Source: http://www.kmbllaw.com/maybe-we-dont-need-to-worry-well-if-they-do-what-their-bosses-say/
Timestamp: 2018-01-21 04:33:57
Document Index: 765674885

Matched Legal Cases: ['§ 851', '§ 851', '§ 851', '§ 851', '§ 851', '§ 851', '§ 851', '§ 851']

Maybe We Don’t Need to Worry. . . . Well, if They Do What Their Bosses Say. | Kaye McLane Bednarski & Litt, LLP
Remember the new DOJ policy adopted in August 2013 that 21 U.S.C. § 851 enhancements should be sought only if “the defendant is involved in conduct that makes the case appropriate for severe sanctions.”
A second memorandum, issued a year later, makes clear that this policy applies regardless of whether the defendant pleads guilty or goes to trial, so the new policy isn’t intended for use to leverage guilty pleas.
Keep this in mind and point to the later memo if a prosecutor seems to be using the enhancement for plea bargaining leverage and/or files it only when your client declines to plead guilty.
Back at the beginning of 2014, I put up a couple of posts on a new policy established by then Attorney General Holder requiring prosecutors to exercise discretion in the use of prior drug convictions to enhance sentences under 21 U.S.C. § 851. (See “Is There Some Real Change Going to Happen Out There?” and “The Holder Memo: Is It a Double-Edged Sword?” in the January 2014 and February 2014 links at the right.) The policy, reflected in an August 12, 2013 DOJ memorandum, directed prosecutors to file 21 U.S.C. § 851 informations for prior convictions only if “the defendant is involved in conduct that makes the case appropriate for severe sanctions.” The factors the memo listed for consideration in making this determination were (a) whether the defendant was an organizer, leader, manager or supervisor; (b) whether the defendant was involved in the use or threat of violence; (c) the “nature” of the defendant’s criminal history, “including any prior history of violent conduct or recent prior convictions for serious offenses”; (d) whether the defendant has significant ties to a large-scale drug trafficking organization, gang, or cartel; (e) whether filing the enhancement information “would create a gross sentencing disparity” with equally or more culpable codefendants; and (f) “[o]ther case-specific aggravating or mitigating factors.” The actual memo is linked again here.
In the second of the posts about this memo, I worried that it left unclear whether the decision not to charge an 851 enhancement could or should be used in plea negotiations, as a quid pro quo for the defendant’s agreement to enter a guilty plea. I wondered if this new discretion not to charge 851 enhancements would have the downside of creating additional pressure on defendants to plead guilty, even when they had a viable defense.
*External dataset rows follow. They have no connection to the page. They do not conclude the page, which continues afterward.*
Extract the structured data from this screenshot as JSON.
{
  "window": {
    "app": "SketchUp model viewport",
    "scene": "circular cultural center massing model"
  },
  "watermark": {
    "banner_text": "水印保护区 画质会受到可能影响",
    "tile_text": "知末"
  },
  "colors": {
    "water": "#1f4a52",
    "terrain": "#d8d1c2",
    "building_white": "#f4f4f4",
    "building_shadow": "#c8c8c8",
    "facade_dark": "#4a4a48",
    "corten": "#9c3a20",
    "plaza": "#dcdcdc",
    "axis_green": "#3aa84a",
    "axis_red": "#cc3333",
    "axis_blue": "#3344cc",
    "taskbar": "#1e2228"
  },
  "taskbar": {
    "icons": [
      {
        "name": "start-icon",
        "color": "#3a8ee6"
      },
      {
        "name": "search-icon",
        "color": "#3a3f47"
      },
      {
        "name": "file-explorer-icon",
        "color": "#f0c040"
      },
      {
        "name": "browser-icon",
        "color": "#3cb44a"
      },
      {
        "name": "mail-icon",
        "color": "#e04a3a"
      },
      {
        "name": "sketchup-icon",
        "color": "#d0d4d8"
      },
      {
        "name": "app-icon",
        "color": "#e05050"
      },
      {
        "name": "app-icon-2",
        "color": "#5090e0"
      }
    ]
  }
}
Not to suggest the Attorney General was reading my mind, but a second memorandum, linked here, got issued about a year after the first. (Sorry for my delay in posting about it.) It expressly addressed the use of 851 enhancements as leverage in plea bargaining, by stating they are not to be used in that way. The second memo states:
[The prior] memorandum provides that prosecutors should decline to seek an enhancement pursuant to 21 U.S.C. § 851 unless the “defendant is involved in conduct that makes the case appropriate for severe sanctions,” and sets forth factors that prosecutors should consider in making that determination. Whether a defendant is pleading guilty is not one of the factors enumerated in the charging policy. Prosecutors are encouraged to make the § 851 determination at the time the case is charged, or as soon as possible thereafter. An § 851 enhancement should not be used in plea negotiations for the sole or predominant purpose of inducing a defendant to plead guilty. This is consistent with long-standing Department policy that “[c]harges should not be filed simply to exert leverage to induce a plea, nor should charges be abandoned to arrive at a plea bargain that does not reflect the seriousness of the defendant’s conduct.” “Department Policy on Charging and Sentencing,” May 19, 2010.
The memo does then add the caveat that “certain circumstances – such as new information about the defendant, a reassessment of the strength of the government’s case, or recognition of cooperation – may make it appropriate to forego or dismiss a previously filed § 851 information in connection with a guilty plea.” But it then immediately reiterates: “A practice of routinely premising the decision to file an § 851 enhancement solely on whether a defendant is entering a guilty plea, however, is inappropriate and inconsistent with the spirit of the policy.”
There still remains the question of whether prosecutors in the trenches are following this clarifying directive and whether they’re using the caveat as just a more subtle way of putting pressure on defendants in plea negotiations. But at least you can point to this written policy if you have a feeling that’s happening.